Yesterday I received a call from a number I didn’t recognize, and I let it go to voicemail. The message was from a guy named Nathan who sold us the car I drive to work every day. We bought the car three years ago, anticipating the arrival of our twins. About a month after we got the car, Nathan had emailed me a survey to fill out about the car and our experience with it, and included a coupon to a local business as an incentive. I completed that survey, and I haven’t heard from Nathan until now. Curious, I called him back. He said he was just calling to see how our car had been treating us. It was just a casual conversation with a guy who clearly enjoys his job and believes in what he does—but it got me to thinking about what he might have done with that initial survey, and about the kind of information he might have been able to gain if he had taken a more formal approach to this follow-up call.

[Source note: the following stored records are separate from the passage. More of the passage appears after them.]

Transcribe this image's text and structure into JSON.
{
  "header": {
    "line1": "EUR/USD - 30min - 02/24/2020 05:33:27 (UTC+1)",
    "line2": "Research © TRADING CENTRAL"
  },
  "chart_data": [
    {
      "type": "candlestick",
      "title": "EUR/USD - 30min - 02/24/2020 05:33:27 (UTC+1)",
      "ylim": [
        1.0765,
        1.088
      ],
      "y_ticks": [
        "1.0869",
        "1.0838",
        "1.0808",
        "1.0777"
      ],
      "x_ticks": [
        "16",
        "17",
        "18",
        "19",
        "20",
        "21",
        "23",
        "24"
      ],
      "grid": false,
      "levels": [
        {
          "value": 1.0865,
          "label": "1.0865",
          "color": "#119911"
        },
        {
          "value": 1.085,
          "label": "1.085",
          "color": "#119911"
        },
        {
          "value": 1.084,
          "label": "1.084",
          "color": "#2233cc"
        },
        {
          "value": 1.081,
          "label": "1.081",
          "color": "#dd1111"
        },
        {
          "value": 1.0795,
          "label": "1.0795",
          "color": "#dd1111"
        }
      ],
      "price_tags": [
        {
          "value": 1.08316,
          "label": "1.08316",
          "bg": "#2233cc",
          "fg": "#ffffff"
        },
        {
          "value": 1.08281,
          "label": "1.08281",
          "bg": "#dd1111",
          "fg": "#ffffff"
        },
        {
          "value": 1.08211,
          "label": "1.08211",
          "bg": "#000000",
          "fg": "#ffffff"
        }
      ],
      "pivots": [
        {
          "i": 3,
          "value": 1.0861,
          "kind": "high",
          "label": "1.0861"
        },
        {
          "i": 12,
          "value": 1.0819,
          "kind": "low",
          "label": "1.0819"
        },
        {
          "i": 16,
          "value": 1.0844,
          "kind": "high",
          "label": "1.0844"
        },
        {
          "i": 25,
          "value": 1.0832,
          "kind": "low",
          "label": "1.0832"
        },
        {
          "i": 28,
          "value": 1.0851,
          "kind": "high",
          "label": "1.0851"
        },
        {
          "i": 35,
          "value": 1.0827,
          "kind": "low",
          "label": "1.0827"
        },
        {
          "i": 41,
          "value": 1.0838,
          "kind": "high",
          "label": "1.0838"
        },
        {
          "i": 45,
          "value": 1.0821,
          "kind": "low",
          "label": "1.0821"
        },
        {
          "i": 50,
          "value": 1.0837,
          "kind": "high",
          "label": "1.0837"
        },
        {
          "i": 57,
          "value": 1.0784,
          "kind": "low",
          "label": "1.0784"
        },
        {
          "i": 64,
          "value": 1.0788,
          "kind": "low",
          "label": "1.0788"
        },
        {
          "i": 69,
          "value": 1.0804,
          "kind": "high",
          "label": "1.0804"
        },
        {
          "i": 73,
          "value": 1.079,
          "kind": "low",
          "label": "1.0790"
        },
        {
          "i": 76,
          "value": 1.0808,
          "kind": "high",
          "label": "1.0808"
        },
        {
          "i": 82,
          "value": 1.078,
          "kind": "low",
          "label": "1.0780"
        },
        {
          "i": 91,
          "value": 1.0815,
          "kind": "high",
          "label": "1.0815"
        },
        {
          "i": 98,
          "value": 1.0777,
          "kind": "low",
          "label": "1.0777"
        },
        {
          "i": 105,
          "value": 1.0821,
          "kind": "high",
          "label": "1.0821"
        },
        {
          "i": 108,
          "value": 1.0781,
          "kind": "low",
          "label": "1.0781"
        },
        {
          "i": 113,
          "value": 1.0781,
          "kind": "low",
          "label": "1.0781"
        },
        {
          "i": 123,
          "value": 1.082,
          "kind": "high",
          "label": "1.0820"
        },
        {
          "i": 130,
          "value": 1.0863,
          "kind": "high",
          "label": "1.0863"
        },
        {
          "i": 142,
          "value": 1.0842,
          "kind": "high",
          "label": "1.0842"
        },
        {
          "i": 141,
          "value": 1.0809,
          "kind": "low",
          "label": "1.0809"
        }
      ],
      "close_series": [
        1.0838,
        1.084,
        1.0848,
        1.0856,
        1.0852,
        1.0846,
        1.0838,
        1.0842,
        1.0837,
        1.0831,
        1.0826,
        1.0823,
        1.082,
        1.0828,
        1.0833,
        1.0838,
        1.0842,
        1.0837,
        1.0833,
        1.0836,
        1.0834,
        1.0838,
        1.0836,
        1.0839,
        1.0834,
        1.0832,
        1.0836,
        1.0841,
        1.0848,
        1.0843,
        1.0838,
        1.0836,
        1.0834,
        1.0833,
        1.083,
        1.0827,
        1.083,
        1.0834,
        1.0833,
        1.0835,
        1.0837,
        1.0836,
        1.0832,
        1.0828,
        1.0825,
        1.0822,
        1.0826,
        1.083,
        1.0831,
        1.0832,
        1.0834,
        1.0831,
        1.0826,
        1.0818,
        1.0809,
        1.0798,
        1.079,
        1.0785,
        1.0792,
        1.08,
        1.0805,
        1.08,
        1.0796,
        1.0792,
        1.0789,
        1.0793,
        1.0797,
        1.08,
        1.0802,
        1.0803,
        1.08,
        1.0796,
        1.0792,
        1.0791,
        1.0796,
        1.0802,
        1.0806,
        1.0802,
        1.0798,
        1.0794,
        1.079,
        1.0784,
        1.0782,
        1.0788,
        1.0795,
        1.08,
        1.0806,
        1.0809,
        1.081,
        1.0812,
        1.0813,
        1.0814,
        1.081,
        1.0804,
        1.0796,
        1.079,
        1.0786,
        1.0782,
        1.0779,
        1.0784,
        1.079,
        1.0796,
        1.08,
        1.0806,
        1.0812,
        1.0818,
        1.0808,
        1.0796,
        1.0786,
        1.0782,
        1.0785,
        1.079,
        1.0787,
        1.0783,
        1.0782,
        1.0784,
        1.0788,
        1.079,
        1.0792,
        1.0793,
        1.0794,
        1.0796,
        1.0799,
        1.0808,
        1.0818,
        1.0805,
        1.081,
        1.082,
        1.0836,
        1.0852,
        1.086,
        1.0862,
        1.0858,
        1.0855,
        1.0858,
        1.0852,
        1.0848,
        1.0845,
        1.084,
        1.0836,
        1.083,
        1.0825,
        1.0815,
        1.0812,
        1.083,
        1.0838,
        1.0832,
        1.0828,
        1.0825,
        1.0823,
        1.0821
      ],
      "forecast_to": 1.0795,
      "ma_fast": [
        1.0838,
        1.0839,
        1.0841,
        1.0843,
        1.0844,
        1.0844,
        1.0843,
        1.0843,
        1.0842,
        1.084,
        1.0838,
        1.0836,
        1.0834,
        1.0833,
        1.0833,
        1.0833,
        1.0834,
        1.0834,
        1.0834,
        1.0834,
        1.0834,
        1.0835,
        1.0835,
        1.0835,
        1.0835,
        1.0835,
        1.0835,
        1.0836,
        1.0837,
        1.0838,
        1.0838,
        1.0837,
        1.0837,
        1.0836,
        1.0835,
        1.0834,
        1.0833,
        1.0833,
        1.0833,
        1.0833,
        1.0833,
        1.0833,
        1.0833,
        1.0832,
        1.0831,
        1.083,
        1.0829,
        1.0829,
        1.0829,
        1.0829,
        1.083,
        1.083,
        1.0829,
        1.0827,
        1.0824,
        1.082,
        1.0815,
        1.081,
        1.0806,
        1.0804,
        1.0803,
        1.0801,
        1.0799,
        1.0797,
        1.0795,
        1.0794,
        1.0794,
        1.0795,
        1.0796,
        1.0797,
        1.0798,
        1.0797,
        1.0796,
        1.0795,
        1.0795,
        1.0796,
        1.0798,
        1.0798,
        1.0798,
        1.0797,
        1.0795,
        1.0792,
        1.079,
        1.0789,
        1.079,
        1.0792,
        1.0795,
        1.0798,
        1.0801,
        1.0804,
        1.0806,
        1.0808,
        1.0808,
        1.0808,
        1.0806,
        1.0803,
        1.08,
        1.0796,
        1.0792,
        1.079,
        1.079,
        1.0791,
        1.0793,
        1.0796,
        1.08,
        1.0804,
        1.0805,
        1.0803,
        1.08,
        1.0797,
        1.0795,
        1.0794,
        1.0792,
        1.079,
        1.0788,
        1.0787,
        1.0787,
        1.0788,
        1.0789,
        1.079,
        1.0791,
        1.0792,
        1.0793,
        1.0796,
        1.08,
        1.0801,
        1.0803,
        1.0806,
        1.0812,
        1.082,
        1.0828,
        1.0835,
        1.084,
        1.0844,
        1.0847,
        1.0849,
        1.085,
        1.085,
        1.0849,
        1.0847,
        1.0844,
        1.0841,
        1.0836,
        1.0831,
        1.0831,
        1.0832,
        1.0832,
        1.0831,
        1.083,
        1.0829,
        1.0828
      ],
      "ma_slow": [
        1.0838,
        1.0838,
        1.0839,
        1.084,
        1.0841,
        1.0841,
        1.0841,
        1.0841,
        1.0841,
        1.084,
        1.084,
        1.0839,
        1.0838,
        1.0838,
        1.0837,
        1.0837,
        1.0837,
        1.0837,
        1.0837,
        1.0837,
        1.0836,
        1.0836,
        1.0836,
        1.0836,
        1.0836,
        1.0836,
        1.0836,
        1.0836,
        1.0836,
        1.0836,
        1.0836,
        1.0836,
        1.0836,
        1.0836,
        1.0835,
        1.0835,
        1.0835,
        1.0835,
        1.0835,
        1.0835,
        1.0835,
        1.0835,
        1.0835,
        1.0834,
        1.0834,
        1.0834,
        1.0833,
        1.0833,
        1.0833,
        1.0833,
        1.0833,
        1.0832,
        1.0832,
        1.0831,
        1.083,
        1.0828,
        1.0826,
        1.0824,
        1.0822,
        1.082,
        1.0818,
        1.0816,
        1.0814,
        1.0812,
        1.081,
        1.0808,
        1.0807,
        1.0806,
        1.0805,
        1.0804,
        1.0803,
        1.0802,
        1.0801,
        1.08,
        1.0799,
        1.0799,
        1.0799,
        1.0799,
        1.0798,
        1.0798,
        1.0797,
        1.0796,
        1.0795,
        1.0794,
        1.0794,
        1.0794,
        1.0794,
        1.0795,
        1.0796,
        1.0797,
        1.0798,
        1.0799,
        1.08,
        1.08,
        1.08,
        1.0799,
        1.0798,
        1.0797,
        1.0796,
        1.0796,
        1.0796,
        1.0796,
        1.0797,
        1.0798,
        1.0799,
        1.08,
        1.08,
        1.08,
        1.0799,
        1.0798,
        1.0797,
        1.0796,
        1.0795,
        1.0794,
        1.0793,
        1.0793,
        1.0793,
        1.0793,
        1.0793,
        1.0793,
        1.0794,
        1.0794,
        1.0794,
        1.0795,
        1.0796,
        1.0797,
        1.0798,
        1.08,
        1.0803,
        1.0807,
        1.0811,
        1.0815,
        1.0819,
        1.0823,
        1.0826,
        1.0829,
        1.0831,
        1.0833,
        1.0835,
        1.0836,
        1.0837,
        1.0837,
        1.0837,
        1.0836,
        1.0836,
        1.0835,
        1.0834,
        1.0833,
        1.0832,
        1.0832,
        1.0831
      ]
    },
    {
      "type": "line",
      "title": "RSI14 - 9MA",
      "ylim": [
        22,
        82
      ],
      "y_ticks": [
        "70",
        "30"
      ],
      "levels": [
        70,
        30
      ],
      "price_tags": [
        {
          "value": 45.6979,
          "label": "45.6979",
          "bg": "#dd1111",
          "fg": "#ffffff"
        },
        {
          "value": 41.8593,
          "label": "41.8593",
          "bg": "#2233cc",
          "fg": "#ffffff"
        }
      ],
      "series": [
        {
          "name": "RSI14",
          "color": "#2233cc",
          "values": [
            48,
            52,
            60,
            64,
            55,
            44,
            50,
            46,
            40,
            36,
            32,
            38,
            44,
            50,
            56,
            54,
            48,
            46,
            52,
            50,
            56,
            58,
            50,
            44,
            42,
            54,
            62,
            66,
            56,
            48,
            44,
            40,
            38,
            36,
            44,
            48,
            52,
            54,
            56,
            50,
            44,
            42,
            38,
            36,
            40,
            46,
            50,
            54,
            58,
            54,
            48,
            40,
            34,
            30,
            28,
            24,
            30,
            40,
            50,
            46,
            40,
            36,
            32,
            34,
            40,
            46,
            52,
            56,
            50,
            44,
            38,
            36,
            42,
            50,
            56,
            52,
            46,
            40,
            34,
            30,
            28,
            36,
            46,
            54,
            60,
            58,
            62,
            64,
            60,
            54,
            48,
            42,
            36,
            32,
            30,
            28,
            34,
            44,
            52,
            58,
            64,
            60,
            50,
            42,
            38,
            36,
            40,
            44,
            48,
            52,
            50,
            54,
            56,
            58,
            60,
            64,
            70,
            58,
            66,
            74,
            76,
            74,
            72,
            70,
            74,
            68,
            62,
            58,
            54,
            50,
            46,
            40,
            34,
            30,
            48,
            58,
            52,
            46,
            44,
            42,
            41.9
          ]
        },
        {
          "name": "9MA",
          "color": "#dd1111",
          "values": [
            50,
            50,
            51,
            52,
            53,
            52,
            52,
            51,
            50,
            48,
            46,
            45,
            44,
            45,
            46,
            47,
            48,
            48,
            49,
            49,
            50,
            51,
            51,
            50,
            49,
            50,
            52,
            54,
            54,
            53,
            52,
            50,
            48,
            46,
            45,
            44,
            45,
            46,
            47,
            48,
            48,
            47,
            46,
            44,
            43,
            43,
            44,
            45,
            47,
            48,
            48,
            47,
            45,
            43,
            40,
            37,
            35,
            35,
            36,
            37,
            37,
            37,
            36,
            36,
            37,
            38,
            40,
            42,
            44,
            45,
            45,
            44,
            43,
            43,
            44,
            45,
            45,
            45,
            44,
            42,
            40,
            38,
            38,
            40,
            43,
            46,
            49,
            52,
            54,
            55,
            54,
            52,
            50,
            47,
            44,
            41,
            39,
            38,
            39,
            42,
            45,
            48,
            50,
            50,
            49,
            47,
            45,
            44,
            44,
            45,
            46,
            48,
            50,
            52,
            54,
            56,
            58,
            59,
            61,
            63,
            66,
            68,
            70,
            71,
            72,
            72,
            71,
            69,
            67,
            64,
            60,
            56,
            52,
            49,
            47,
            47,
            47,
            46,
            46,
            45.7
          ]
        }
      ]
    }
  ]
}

In the initial survey, I’d been asked about the sales experience and my first few weeks with the car, all rated on a standard Likert scale. Would I describe the sales experience as positive? Was the car performing as I expected? Rate your level of satisfaction with various features of the car, and so on.
I’m guessing the reason he called yesterday was to see if I might be interested in a trade-in. But even if the motive was purely to get me to come spend some more money at the dealership, that was an opportunity to get some great data about longer-term usability and performance in the car, and about my satisfaction. Given that I’ve driven the car over 10K miles and now have three children, I might have had some very interesting things to tell the manufacturer about ease of use, safety, and basic features of the car that I might not have even thought about in that first month.
It called to mind a problem we encountered at my previous job, where we developed e-learning modules for delivery via the web. We asked clients to submit a satisfaction survey post-implementation, and our work projects typically got great user reviews and great accolades from award organizations. But when it came time to submit a response to an RFP that asked for long-term performance and effectiveness data, we couldn’t do it. We simply lacked that feedback mechanism. Consequently, we 5/have lost potential work and revenue to competitors who were better prepared to show lasting results from their trainings.
Think about your work. Aside from arguments we could entertain about today’s needs for agility versus maturity, I think we can all agree that there is value in varying windows of time for feedback, whether you’re in ITSM, design, sales, or any other line of work. When you complete a project, release a new version, or close a deal, everyone celebrates. You gather customer and press quotes, obtain user feedback, and compare your work to others in the market—but are you gathering comprehensive performance and satisfaction data to support your product’s benefits and your consumers’ experience? And if so, how are you putting that data to use? Does it inform design and upgrades? Does it launch new application performance management (APM) projects? Does it impact sales strategy? What analytics are you investing in?
Today’s consumers are presented with myriad comparable options for just about everything, from marketplaces themselves, to cars, to appliances, to e-learning, to software, to support. The winners in any vertical will be those who can demonstrate not just immediate benefits, but long-term value. Build, support, or sell things you believe in, get the data to back them up, and find ways to analyze and monetize that data. That’s what puts you ahead of the pack.